Metro

De Blasio’s team uses code words to describe homelessness

If you think a “hotspot” offers free Wi-Fi and a “pop-up” is a place to buy artisanal food or Christmas gifts, you obviously don’t work for Mayor Bill de Blasio.

That’s because Hizzoner has appropriated the innocuous, millennial terms to describe the hordes of homeless people who bed down in public across the Big Apple each night.

In City Hall jargon, a “hotspot” identifies an area where the mayor’s “HOME-STAT” outreach workers have found vagrants — often as a result of complaints to 311.

And a “pop-up” refers to a people living in easily dismantled shelters, like tents or cardboard boxes.

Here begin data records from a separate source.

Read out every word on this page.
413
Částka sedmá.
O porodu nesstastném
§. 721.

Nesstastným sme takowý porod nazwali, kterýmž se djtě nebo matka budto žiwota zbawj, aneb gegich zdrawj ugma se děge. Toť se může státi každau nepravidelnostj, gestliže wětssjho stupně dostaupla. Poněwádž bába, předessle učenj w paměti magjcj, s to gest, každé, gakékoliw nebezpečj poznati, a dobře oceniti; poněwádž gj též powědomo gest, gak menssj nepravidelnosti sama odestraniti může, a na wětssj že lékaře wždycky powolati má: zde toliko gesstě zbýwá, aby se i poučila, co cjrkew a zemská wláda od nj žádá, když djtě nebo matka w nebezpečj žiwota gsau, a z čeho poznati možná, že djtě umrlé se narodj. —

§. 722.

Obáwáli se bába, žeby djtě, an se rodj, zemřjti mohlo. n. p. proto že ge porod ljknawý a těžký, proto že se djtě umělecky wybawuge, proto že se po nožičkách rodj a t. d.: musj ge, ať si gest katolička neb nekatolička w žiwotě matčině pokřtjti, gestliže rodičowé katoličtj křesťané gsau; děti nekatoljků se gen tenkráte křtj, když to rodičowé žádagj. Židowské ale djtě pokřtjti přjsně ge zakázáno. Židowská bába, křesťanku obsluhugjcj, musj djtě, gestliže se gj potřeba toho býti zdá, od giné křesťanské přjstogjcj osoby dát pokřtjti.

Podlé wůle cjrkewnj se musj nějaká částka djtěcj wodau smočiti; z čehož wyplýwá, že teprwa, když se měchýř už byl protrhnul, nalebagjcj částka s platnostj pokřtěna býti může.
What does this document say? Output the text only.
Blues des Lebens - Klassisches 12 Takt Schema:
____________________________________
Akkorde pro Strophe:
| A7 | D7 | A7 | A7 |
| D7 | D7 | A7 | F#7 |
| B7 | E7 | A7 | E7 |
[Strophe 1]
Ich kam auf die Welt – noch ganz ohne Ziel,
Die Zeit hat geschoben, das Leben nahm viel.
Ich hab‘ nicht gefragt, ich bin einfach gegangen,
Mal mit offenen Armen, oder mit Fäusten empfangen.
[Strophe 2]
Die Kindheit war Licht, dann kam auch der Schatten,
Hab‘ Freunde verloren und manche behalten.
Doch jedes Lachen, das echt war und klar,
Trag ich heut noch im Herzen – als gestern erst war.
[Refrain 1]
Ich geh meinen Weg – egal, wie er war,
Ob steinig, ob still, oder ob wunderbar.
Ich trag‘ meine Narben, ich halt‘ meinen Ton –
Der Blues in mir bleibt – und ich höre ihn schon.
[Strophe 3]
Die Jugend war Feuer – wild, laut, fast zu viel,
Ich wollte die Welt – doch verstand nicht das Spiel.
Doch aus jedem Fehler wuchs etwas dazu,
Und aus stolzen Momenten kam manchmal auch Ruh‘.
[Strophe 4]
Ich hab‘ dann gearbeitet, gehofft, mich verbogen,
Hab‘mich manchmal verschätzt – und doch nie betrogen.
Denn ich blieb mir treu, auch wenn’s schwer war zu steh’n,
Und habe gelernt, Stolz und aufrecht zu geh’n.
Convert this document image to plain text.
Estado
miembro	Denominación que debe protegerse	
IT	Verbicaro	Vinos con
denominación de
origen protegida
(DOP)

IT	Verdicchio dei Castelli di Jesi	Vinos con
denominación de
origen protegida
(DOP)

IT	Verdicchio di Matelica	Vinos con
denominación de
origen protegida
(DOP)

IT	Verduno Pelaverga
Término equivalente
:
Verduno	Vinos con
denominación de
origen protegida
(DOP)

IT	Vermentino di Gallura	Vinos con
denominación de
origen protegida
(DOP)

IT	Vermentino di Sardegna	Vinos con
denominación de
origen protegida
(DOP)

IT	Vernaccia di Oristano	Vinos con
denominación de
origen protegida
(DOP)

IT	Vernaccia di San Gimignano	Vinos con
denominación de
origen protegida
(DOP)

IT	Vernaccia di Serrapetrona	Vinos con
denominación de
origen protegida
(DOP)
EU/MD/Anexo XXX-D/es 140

Only if someone has built a fixed structure out of wood or other durable materials does the city finally call it like it is: an “encampment.”

The hair-splitting distinctions became a sticking point this week when The Post photographed a group of vagrants camped out on a Times Square sidewalk, where they used construction scaffolding as a clothesline to dry a load of rain-soaked jackets and other garments.

Although City Hall claimed the sprawl of cardboard and blankets didn’t qualify for a clean-up because it was only a “hotspot,” cops rousted the group a short time later, and their former home was made off-limits by metal barricades.

City Councilman Joe Borelli (R-Staten Island) blasted de Blasio’s embrace of bureaucratese in addressing the homelessness crisis.

“We should be accurate in describing the real issue with homeless encampments around the city,” Borelli said.

“It seems easier to toss word salads then it does to toss people from our public spaces and into shelters.”

De Blasio spokeswoman Jaclyn Rothenberg said, “Whether obstructions are called pop-ups or encampments, we don’t allow them in New York City.”

“When they are spotted, they’re taken down,” she added.